Une cellule de carburant n'exige pas la recharge puisqu'elle produit l'énergie tant que du carburant est assuré. Du carburant d'hydrogène est introduit dans l'anode de la cellule de carburant, et l'oxygène (ou l'air) écrit la cellule par la cathode. Les atomes d'hydrogène ont coupé en protons et électrons, favorisés par un catalyseur. Les protons traversent l'électrolyte, tandis que les électrons créent un courant séparé qui peut être employé avant qu'ils reviennent à la cathode pour réagir avec de l'hydrogène et l'oxygène, formant l'eau.
Déjà en 2003, une batterie au sucre avait été montrée par la même équipe de chercheurs, suscitant également l'intérêt du département de la Défense. Mais celle-ci utilisait une bactérie, la Rhodoferax ferrireducens, qui se fixait sur une électrode en graphite et se nourrissait du sucre en produisant de l'électricité. Ce micro-organisme avait été découvert dans des sédiments en Virginie.
Mais cette batterie rejetait du dioxyde de carbone, contrairement au nouveau dispositif, qui ne rejette que de l'eau.
Les ferrireducens de R. réduit le Fe (III) pendant l'oxydation du glucose au CO2 et transfère quantitativement des électrons aux électrodes de graphite. Il peut se développer sur l'intervalle de 4 à 300 °C (avec un optimum à 25°C).

Cette bactérie de métal-réduction peut oxyder le glucose avec une efficacité électronique de près de 80%.
Elles ont également une stabilité à long terme remarquable, fournissant l'écoulement régulier d'électron étendu des périodes. La densité de courant de 31 mA/m2 a été produite pendant plus de 600 heures.

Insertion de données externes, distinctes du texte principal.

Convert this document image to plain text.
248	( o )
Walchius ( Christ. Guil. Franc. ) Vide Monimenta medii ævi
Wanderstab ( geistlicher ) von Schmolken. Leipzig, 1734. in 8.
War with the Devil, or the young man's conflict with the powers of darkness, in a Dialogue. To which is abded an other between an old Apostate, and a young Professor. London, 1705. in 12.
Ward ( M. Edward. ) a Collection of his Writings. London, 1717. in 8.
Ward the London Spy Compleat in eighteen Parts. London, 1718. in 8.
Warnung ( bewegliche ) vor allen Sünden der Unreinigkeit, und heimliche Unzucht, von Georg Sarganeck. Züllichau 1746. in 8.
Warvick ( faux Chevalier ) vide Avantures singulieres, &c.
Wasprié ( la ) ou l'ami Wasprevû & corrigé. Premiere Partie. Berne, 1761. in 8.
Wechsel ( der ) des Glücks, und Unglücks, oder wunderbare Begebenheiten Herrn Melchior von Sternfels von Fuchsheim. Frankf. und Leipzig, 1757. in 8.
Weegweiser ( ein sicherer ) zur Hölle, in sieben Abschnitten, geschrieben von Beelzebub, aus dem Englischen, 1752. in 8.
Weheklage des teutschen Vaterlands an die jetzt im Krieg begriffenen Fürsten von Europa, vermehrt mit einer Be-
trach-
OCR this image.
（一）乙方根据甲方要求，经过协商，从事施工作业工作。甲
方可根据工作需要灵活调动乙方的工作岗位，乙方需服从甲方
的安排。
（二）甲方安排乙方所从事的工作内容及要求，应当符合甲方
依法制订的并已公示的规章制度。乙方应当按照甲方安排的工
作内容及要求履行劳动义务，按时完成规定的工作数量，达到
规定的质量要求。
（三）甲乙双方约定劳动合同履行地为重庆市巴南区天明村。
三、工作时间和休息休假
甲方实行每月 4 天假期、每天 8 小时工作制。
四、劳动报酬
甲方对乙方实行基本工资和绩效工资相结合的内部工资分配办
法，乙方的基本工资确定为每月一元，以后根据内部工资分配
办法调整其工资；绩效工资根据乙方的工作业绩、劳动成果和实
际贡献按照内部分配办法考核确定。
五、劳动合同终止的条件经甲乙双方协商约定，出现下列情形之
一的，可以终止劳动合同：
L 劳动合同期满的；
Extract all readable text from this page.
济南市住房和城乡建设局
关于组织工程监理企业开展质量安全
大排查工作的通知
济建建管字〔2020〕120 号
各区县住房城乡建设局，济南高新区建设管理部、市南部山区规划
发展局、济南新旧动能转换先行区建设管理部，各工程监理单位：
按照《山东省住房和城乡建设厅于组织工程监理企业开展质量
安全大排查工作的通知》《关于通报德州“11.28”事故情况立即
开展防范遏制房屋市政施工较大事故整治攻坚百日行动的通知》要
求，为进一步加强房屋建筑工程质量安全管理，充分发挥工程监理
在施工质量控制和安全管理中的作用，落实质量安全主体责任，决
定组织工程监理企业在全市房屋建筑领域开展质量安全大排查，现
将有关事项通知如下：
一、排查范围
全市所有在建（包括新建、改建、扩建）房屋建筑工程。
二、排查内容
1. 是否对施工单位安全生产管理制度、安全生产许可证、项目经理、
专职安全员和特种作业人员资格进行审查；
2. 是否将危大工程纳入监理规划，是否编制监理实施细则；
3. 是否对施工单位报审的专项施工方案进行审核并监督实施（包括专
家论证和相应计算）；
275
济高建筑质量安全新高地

En résumé comme le décrit bien le site web de Futura Sciences (http://www.futura-sciences.com/): une nouvelle batterie écologique et donc susceptible de développements sur le long terme.
http://ijs.sgmjournals.org/cgi/content/abstract/53/3/669
http://www.scq.ubc.ca/?p=241
http://www.genome.jp/kegg-bin/show_organism?org=rfr
Une cellule de carburant n'exige pas la recharge puisqu'elle produit l'énergie tant que du carburant est assuré. Du carburant d'hydrogène est introduit dans l'anode de la cellule de carburant, et l'oxygène (ou l'air) écrit la cellule par la cathode. Les atomes d'hydrogène ont coupé en protons et électrons, favorisés par un catalyseur. Les protons traversent l'électrolyte, tandis que les électrons créent un courant séparé qui peut être employé avant qu'ils reviennent à la cathode pour réagir avec de l'hydrogène et l'oxygène, formant l'eau.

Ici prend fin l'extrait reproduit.